The Prophet’s Guidance Regarding Zakah and Charities
a. His Guidance in Zakah
His is the most perfect guidance in all aspects of zakah: its timing, amounts, percentages, givers and recipients. It takes into consideration the interests of both the wealthy and the poor, taking from the rich an amount sufficient to meet the needs of the poor without injustice.
If he (peace be upun him) knew that someone was entitled to zakah, he would give him, and if he did not know his condition he only gave him after informing him that the rich and those able to earn their livelihood were not entitled to zakah.
His guidance was to distribute zakah to those entitled to it in the country where the wealth was accumulated, and that only the surplus would be sent to be distributed by him.
He (peace be upun him) used to send the collector of zakah only to owners of obvious wealth such as grazing animals and crops.
He (peace be upun him) used to send an assessor to estimate the quantities of dates and grapes, observe how they were irrigated and record the weights. He (peace be upun him) would calculate the zakah due accordingly.
He (peace be upun him) did not take zakah on horses, slaves, mules and donkeys, or on vegetables and fruits that could not be measured or stored, except for grapes and dates. He (peace be upun him) did not differentiate between fresh or dry dates.
He (peace be upun him) did not take the best of the people's property for zakah, but took the average quality.
He (peace be upun him) prohibited a giver of charity from buying back what he had given. But he allowed the rich to eat from it if it was given to him by a poor man as a gift.
He (peace be upun him) sometimes borrowed against charity for the benefit of Muslims, or borrowed charity funds from their owners.
When a person brought zakah to him he (peace be upun him) would supplicate for him, saying, "Allaahumma baarik feehi wa fee ibilih." (O Allah, bless him and his camels.)
b. His Guidance in Zakat al-Fitr
He (peace be upun him) stipulated that zakah al-fitr should be one measure of dates, barley, cheese or raisins.
It should be given before the Eid prayer. He (peace be upun him) said, “If it is given before the prayer it is an accepted zakah, but if given after the prayer it is a kind of charity.”
He (peace be upun him) used to give it especially to the poor rather than all eight categories entitled to zakah.
c. His Guidance in Voluntary Charity
He (peace be upun him) was the most generous person with regard to giving charity from what was in his possession, never considering anything bestowed by Allah too much or too little.
If someone asked anything in his possession he (peace be upun him) would readily give it to him, whether little or much.
He (peace be upun him) was more happy and pleased to give than to receive.

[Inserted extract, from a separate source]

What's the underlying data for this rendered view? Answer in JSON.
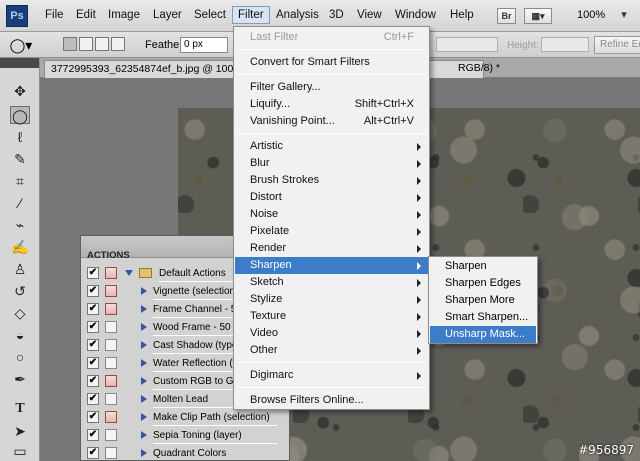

Whenever he (peace be upun him) met a needy person he would give him preference over himself, sometimes with his food and sometimes with his clothing.
Whoever dealt with him would be overwhelmed by his lenience.
He (peace be upun him) practiced charity of various kinds, sometimes with a gift, or sometimes he would buy an item and give it back it to the seller along with its price. Sometimes he (peace be upun him) would borrow something and then return more then what he (peace be upun him) took, or accept a gift and give one in return more than its value.